You just never know where things are going to lead

We got involved because with the information we had been provided, it sounded like the customer had pushed the limits of Open Text's search engine infrastructure, gotten some conflicting advice from Open Text and an unpaid consultant (who shall remain nameless) and needed help to figure out what part of OT's advice versus the consultant's advice should be listened to. (BTW: on balance, both were wrong but Open Text's recommendations came in a well written document with their reasoning behind it, the consultant's advice came from a phone call). But that isn't at all what we uncovered.

What we found was evidence that a thought to be stable application working for the previous 18 months or so was in fact not stable at all. We had shown the customer that they had best regroup and rethink the solution and (I suspect) some of their monitoring and quality assurance procedures were in doubt. The customer initially was against our weekly meetings due to costs but we insisted that they held value and in the end it was these meetings that shone the necessary light on the problem.

I'm not sure whether we could have solved this faster by tackling the problem differently or indeed whether either I or Chris could have solved it completely alone (well, probably Chris could have in time, not sure I could have) ... it was the anomalies that were striking but those anomalies only showed up with the two distinct approaches to looking at the problem. Techies tend to look for technical problems but in this case the real problem was more procedural or process-based than technical; while the question "what is getting updated?" was asked and answered as "nothing" many times, once we had this last discussion the customer (who didn't really understand the significance) admitted to the process as described above but seriously assumed this happened at most once a day, not many times each second.

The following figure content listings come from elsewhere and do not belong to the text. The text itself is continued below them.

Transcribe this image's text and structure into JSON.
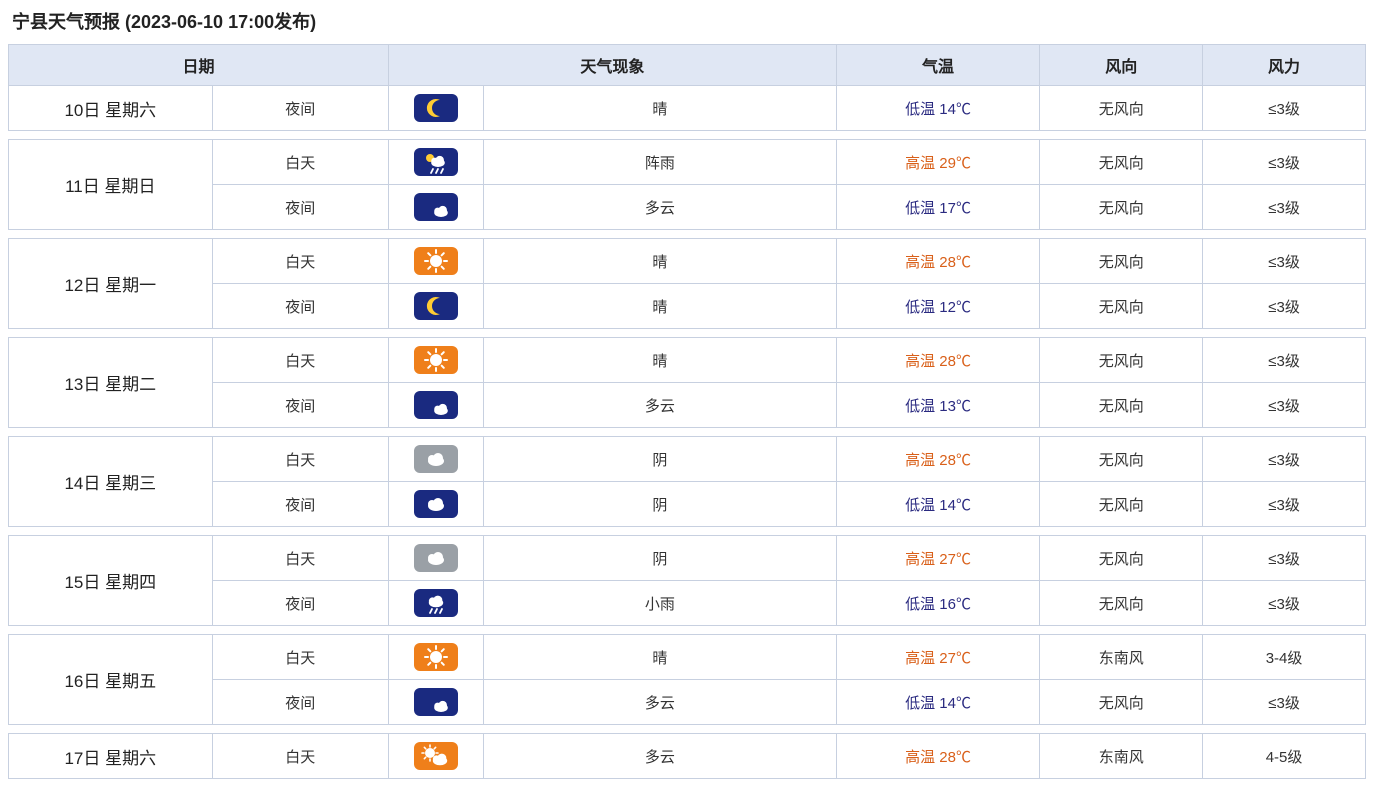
{
  "title": "宁县天气预报 (2023-06-10 17:00发布)",
  "colors": {
    "header_bg": "#e0e7f4",
    "border": "#c7d0e0",
    "text": "#333333",
    "high_temp": "#d9601a",
    "low_temp": "#2a2a80",
    "icon_day_bg": "#ef7f1a",
    "icon_night_bg": "#1a2a80",
    "icon_gray_bg": "#9aa0a6",
    "icon_fg": "#ffffff",
    "moon_fill": "#ffcc33",
    "sun_fill": "#ffffff"
  },
  "headers": {
    "date": "日期",
    "weather": "天气现象",
    "temp": "气温",
    "wind_dir": "风向",
    "wind_scale": "风力"
  },
  "icon_size": {
    "w": 44,
    "h": 28,
    "rx": 6
  },
  "days": [
    {
      "date": "10日 星期六",
      "rows": [
        {
          "period": "夜间",
          "icon": "moon",
          "condition": "晴",
          "temp_label": "低温 14℃",
          "temp_type": "low",
          "wind_dir": "无风向",
          "wind_scale": "≤3级"
        }
      ]
    },
    {
      "date": "11日 星期日",
      "rows": [
        {
          "period": "白天",
          "icon": "rain-day",
          "condition": "阵雨",
          "temp_label": "高温 29℃",
          "temp_type": "high",
          "wind_dir": "无风向",
          "wind_scale": "≤3级"
        },
        {
          "period": "夜间",
          "icon": "moon-cloud",
          "condition": "多云",
          "temp_label": "低温 17℃",
          "temp_type": "low",
          "wind_dir": "无风向",
          "wind_scale": "≤3级"
        }
      ]
    },
    {
      "date": "12日 星期一",
      "rows": [
        {
          "period": "白天",
          "icon": "sun",
          "condition": "晴",
          "temp_label": "高温 28℃",
          "temp_type": "high",
          "wind_dir": "无风向",
          "wind_scale": "≤3级"
        },
        {
          "period": "夜间",
          "icon": "moon",
          "condition": "晴",
          "temp_label": "低温 12℃",
          "temp_type": "low",
          "wind_dir": "无风向",
          "wind_scale": "≤3级"
        }
      ]
    },
    {
      "date": "13日 星期二",
      "rows": [
        {
          "period": "白天",
          "icon": "sun",
          "condition": "晴",
          "temp_label": "高温 28℃",
          "temp_type": "high",
          "wind_dir": "无风向",
          "wind_scale": "≤3级"
        },
        {
          "period": "夜间",
          "icon": "moon-cloud",
          "condition": "多云",
          "temp_label": "低温 13℃",
          "temp_type": "low",
          "wind_dir": "无风向",
          "wind_scale": "≤3级"
        }
      ]
    },
    {
      "date": "14日 星期三",
      "rows": [
        {
          "period": "白天",
          "icon": "cloud-gray",
          "condition": "阴",
          "temp_label": "高温 28℃",
          "temp_type": "high",
          "wind_dir": "无风向",
          "wind_scale": "≤3级"
        },
        {
          "period": "夜间",
          "icon": "cloud-night",
          "condition": "阴",
          "temp_label": "低温 14℃",
          "temp_type": "low",
          "wind_dir": "无风向",
          "wind_scale": "≤3级"
        }
      ]
    },
    {
      "date": "15日 星期四",
      "rows": [
        {
          "period": "白天",
          "icon": "cloud-gray",
          "condition": "阴",
          "temp_label": "高温 27℃",
          "temp_type": "high",
          "wind_dir": "无风向",
          "wind_scale": "≤3级"
        },
        {
          "period": "夜间",
          "icon": "rain-night",
          "condition": "小雨",
          "temp_label": "低温 16℃",
          "temp_type": "low",
          "wind_dir": "无风向",
          "wind_scale": "≤3级"
        }
      ]
    },
    {
      "date": "16日 星期五",
      "rows": [
        {
          "period": "白天",
          "icon": "sun",
          "condition": "晴",
          "temp_label": "高温 27℃",
          "temp_type": "high",
          "wind_dir": "东南风",
          "wind_scale": "3-4级"
        },
        {
          "period": "夜间",
          "icon": "moon-cloud",
          "condition": "多云",
          "temp_label": "低温 14℃",
          "temp_type": "low",
          "wind_dir": "无风向",
          "wind_scale": "≤3级"
        }
      ]
    },
    {
      "date": "17日 星期六",
      "rows": [
        {
          "period": "白天",
          "icon": "sun-cloud",
          "condition": "多云",
          "temp_label": "高温 28℃",
          "temp_type": "high",
          "wind_dir": "东南风",
          "wind_scale": "4-5级"
        }
      ]
    }
  ]
}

What's really missing is proper data integrity and sanity checks

While the problem here was not really Open Text's fault, notwithstanding their admission to sub-optimal JVM head garbage collection, but a mix between some questionable default behaviour and typical end-user behaviour, Livelink did not make it at all easy to determine the problem. Humans can read this summary and understand right away that something that fails 10 times more than it succeeds is something that ought to be caught automatically and that with 14+ million documents of the same type having only 1 version, there is something worth investigating when 50 of them have hundreds of versions.

Now Livelink is a toolbox and it probably isn't reasonable to expect it to be able to flag such things, in a very real sense the failures were successes to Livelink; the transactions asked to be done where done perfectly. It is only the application/solution that could understand that anything more than 2 versions of an object strongly suggests a problem to be investigated ... but such checks are not being done.

But Livelink doesn't make it easy either, there is no readily available tool or query that will tell you what objects are actually in an index partition. We kept asking the customer if they were sure they weren't losing information and they kept assuring us they weren't, and yet when confronted with the truth that they were in fact losing information they claimed to have known about that all the time but that it was a rare occasion (they'd know because a search would fail that should succeed and the document batch would then be rescanned and resubmitted ... of course that whole batch represents updates that will occur whether or not the original worked. There was / is simply no easy method to be able to report on the contents of search partitions and thus there was no easy way for the customer to have known things weren't working.

Perhaps that will get built one day and such problems can be caught long before they are a problem.